Namun, --imo-- pada yg sakelek pandangan-1 --- itu tidak serta merta pula artinya orang2 yg bertanya tanya ttg pengajaran Yesus saat itu bisa semudah balik tangan dgn berKehendak dalam memilih mao percaya ato tidak percaya.
Nah dari situ pinoq bisa melihat, bahwa saya "menentang" baik pada yg sakelek di pandangan-1 maupun pada yg sakelek di pandangan-2 ... hehehe.
Tidak begitu bro. Saya tidak mengatakan bahwa yg terlibat percakapan di scene tsb hanya Farisi dan Saduki. Yang saya bilang, Yesus bicara seperti itu kepada orang Farisi dan Saduki yg cari-cari Dia.
Lagipula, keinginan/kehendak orang-orang yang mendengar kata-kata Yesus dalam percakapan tsb tidak mengubah intensi Yesus ketika mengucapkan kata-katanya. (Yesus tidak sedang menyuruh karena Ia tahu ada yg ingin belajar). Ia hanya mengungkapkan fakta-fakta.

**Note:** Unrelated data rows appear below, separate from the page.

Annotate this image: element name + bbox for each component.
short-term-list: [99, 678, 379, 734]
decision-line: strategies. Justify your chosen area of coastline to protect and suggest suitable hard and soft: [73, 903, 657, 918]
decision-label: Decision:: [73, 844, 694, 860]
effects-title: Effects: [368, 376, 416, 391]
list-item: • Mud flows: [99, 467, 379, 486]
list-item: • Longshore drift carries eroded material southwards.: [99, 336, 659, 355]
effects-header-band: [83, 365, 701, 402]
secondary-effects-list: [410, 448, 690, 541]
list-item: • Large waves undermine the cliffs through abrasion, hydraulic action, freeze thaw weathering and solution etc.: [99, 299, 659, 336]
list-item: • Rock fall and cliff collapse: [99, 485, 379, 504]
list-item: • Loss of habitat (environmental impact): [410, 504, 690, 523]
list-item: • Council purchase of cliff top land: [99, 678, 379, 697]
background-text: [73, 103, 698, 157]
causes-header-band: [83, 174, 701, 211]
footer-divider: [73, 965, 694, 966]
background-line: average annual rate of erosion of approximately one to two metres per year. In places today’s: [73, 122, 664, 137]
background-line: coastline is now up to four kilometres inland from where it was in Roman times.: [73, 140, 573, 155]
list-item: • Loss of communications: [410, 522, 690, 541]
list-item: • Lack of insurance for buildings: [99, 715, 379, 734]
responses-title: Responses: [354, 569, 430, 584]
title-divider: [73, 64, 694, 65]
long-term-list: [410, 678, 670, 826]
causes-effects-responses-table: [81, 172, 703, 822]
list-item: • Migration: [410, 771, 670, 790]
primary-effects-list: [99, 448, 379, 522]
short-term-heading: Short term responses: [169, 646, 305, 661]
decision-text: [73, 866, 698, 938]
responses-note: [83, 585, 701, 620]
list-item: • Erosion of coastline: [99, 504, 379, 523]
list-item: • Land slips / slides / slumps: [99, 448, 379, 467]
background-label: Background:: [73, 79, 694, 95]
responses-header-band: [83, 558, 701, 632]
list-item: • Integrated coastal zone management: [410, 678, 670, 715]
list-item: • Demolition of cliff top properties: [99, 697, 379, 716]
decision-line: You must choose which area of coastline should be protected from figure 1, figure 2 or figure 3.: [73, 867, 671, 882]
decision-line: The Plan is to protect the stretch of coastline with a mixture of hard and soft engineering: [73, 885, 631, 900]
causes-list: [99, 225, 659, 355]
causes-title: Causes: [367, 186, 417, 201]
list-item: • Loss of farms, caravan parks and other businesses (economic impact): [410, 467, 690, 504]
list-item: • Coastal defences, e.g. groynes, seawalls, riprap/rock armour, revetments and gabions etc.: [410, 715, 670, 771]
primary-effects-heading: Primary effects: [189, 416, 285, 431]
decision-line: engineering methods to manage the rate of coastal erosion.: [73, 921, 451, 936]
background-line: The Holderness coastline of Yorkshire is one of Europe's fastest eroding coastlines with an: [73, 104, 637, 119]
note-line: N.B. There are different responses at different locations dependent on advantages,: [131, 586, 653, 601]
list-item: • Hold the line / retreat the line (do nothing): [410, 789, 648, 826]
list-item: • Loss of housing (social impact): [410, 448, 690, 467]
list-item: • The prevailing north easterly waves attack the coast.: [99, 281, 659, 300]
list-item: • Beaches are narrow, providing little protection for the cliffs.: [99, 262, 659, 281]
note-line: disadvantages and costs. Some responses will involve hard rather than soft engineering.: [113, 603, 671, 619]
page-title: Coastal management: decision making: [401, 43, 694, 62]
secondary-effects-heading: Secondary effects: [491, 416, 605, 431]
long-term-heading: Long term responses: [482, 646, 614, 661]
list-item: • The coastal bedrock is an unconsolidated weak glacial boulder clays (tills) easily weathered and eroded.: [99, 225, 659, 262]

Namun, katakanlah Yesus memang berintensi menyuruh (seperti dalam Amanat Agung, misalnya),
itu bukan berarti Ia sedang menunggu-nunggu kehendak/keinginan orang yg disuruh (mau menerima atau tidak), yg kemudian menjadi bahan pertimbanganNya untuk menyelamatkan atau tidak menyelamatkan orang tsb. Sebab, dombaNya mengenal suaraNYa dan mengikutiNya.
Dalam perumpamaan Penabur Benih, mau dikatakan Sang Penabur itu adalah Yesus, bisa. Mau dikatakan Sang Penabur adalah murid-murid Yesus, juga bisa. Sebab, toh murid juga melakukan pekerjaan Sang Guru (menabur).
Tapi, siapa/apakah Benih? Benih adalah Yesus saja. Sebab, meski bisa melakukan pekerjaan Sang Guru (menabur), pekerjaan murid tidak lebih tinggi dari pekerjaan Sang Guru (benih).